The IPPC aims to improve health and environmental protection, while making the rules clearer and easier to implement. It updates and merges seven pieces of existing legislation.
The proposed changes would have seen reduced thresholds for laying hens, ducks and turkeys impacting on smaller family farms, as well as bringing in many more pig farms into the scope of the Directive.
The changes would also have extended the control of the IPPC into off-site manure spreading. The frequency of inspection for installations posing the lowest risk has also been extended to a maximum of three years by the Parliament, which should mean significant savings on the ongoing cost of permits.
The initial proposal for changes to the Directive had included; reducing the thresholds for laying hens, ducks and turkeys to 30,000, 24,000 and 11,500 head, respectively; including pigs and other poultry on the basis on nitrogen excretion equivalency; and, extending controls to off-site manure spreading.
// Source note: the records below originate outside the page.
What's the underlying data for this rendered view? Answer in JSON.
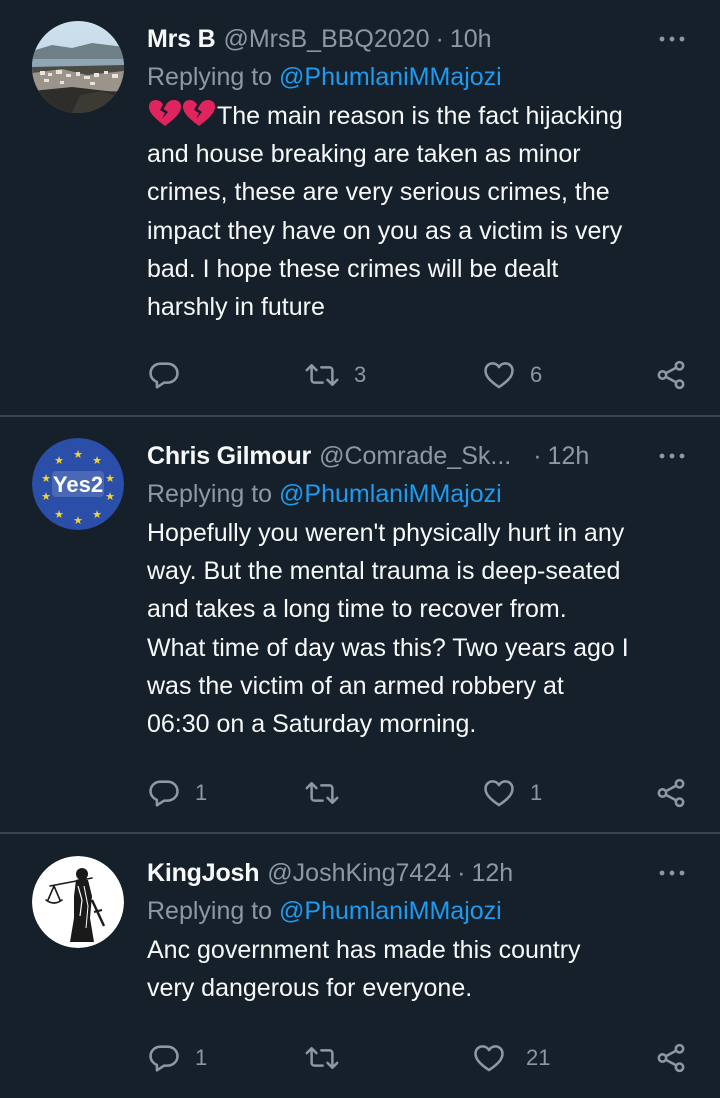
{
  "colors": {
    "background": "#15202b",
    "divider": "#38444d",
    "text_primary": "#f7f9f9",
    "text_secondary": "#8b98a5",
    "accent": "#1d9bf0",
    "heart_emoji": "#e0245e"
  },
  "icons": {
    "reply": "reply-icon",
    "retweet": "retweet-icon",
    "like": "heart-outline-icon",
    "share": "share-icon",
    "more": "more-dots-icon",
    "emoji": "broken-heart-emoji"
  },
  "tweets": [
    {
      "name": "Mrs B",
      "handle": "@MrsB_BBQ2020",
      "separator": "·",
      "time": "10h",
      "replying_prefix": "Replying to",
      "replying_to": "@PhumlaniMMajozi",
      "text": "The main reason is the fact hijacking\nand house  breaking are taken as minor\ncrimes, these are very serious crimes, the\nimpact they have on you as a victim is very\nbad. I hope these crimes will be dealt\nharshly in future",
      "emoji_prefix": "💔💔",
      "replies": "",
      "retweets": "3",
      "likes": "6"
    },
    {
      "name": "Chris Gilmour",
      "handle": "@Comrade_Sk...",
      "separator": "·",
      "time": "12h",
      "replying_prefix": "Replying to",
      "replying_to": "@PhumlaniMMajozi",
      "text": "Hopefully you weren't physically hurt in any\nway. But the mental trauma is deep-seated\nand takes a long time to recover from.\nWhat time of day was this? Two years ago I\nwas the victim of an armed robbery at\n06:30 on a Saturday morning.",
      "avatar_text": "Yes2",
      "replies": "1",
      "retweets": "",
      "likes": "1"
    },
    {
      "name": "KingJosh",
      "handle": "@JoshKing7424",
      "separator": "·",
      "time": "12h",
      "replying_prefix": "Replying to",
      "replying_to": "@PhumlaniMMajozi",
      "text": "Anc government has made this country\nvery dangerous for everyone.",
      "replies": "1",
      "retweets": "",
      "likes": "21"
    }
  ]
}
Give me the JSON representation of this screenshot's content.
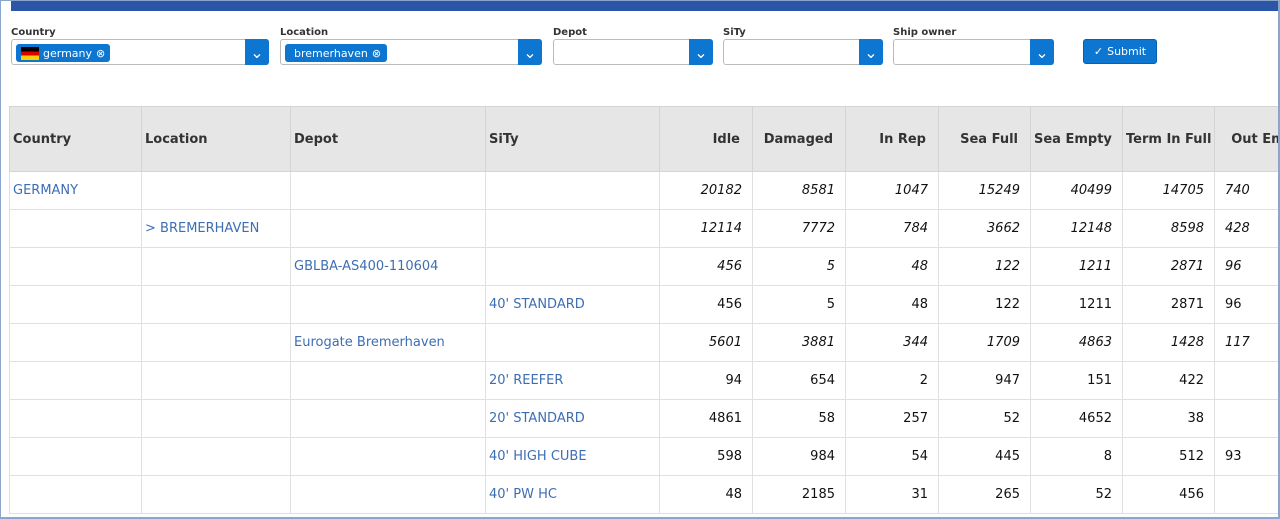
{
  "filters": {
    "country": {
      "label": "Country",
      "chip": "germany",
      "flag": "germany-flag"
    },
    "location": {
      "label": "Location",
      "chip": "bremerhaven"
    },
    "depot": {
      "label": "Depot"
    },
    "sity": {
      "label": "SiTy"
    },
    "ship_owner": {
      "label": "Ship owner"
    },
    "submit_label": "Submit"
  },
  "colors": {
    "accent": "#0d76d0",
    "topbar": "#2b55a6",
    "link": "#3d6eb4"
  },
  "table": {
    "headers": [
      "Country",
      "Location",
      "Depot",
      "SiTy",
      "Idle",
      "Damaged",
      "In Rep",
      "Sea Full",
      "Sea Empty",
      "Term In Full",
      "Out Emp"
    ],
    "rows": [
      {
        "country": "GERMANY",
        "location": "",
        "depot": "",
        "sity": "",
        "values": [
          "20182",
          "8581",
          "1047",
          "15249",
          "40499",
          "14705",
          "740"
        ],
        "italic": true
      },
      {
        "country": "",
        "location": "> BREMERHAVEN",
        "depot": "",
        "sity": "",
        "values": [
          "12114",
          "7772",
          "784",
          "3662",
          "12148",
          "8598",
          "428"
        ],
        "italic": true
      },
      {
        "country": "",
        "location": "",
        "depot": "GBLBA-AS400-110604",
        "sity": "",
        "values": [
          "456",
          "5",
          "48",
          "122",
          "1211",
          "2871",
          "96"
        ],
        "italic": true
      },
      {
        "country": "",
        "location": "",
        "depot": "",
        "sity": "40' STANDARD",
        "values": [
          "456",
          "5",
          "48",
          "122",
          "1211",
          "2871",
          "96"
        ],
        "italic": false
      },
      {
        "country": "",
        "location": "",
        "depot": "Eurogate Bremerhaven",
        "sity": "",
        "values": [
          "5601",
          "3881",
          "344",
          "1709",
          "4863",
          "1428",
          "117"
        ],
        "italic": true
      },
      {
        "country": "",
        "location": "",
        "depot": "",
        "sity": "20' REEFER",
        "values": [
          "94",
          "654",
          "2",
          "947",
          "151",
          "422",
          ""
        ],
        "italic": false
      },
      {
        "country": "",
        "location": "",
        "depot": "",
        "sity": "20' STANDARD",
        "values": [
          "4861",
          "58",
          "257",
          "52",
          "4652",
          "38",
          ""
        ],
        "italic": false
      },
      {
        "country": "",
        "location": "",
        "depot": "",
        "sity": "40' HIGH CUBE",
        "values": [
          "598",
          "984",
          "54",
          "445",
          "8",
          "512",
          "93"
        ],
        "italic": false
      },
      {
        "country": "",
        "location": "",
        "depot": "",
        "sity": "40' PW HC",
        "values": [
          "48",
          "2185",
          "31",
          "265",
          "52",
          "456",
          ""
        ],
        "italic": false
      }
    ]
  }
}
Farming unions have welcomed the change, however, they point out that the Directive remains unsuited to the agricultural sector, having been originally formulated to govern large power stations, and warn that a proposed review, due before the end of 2011, could still pose a risk for producers.
The review will look at, amongst other things, the spreading of manure and broiler units with a total rated thermal input below 50 MW. It will also look at whether differentiated thresholds for poultry are needed, and whether capacity thresholds for different types of animal within the same installation are required.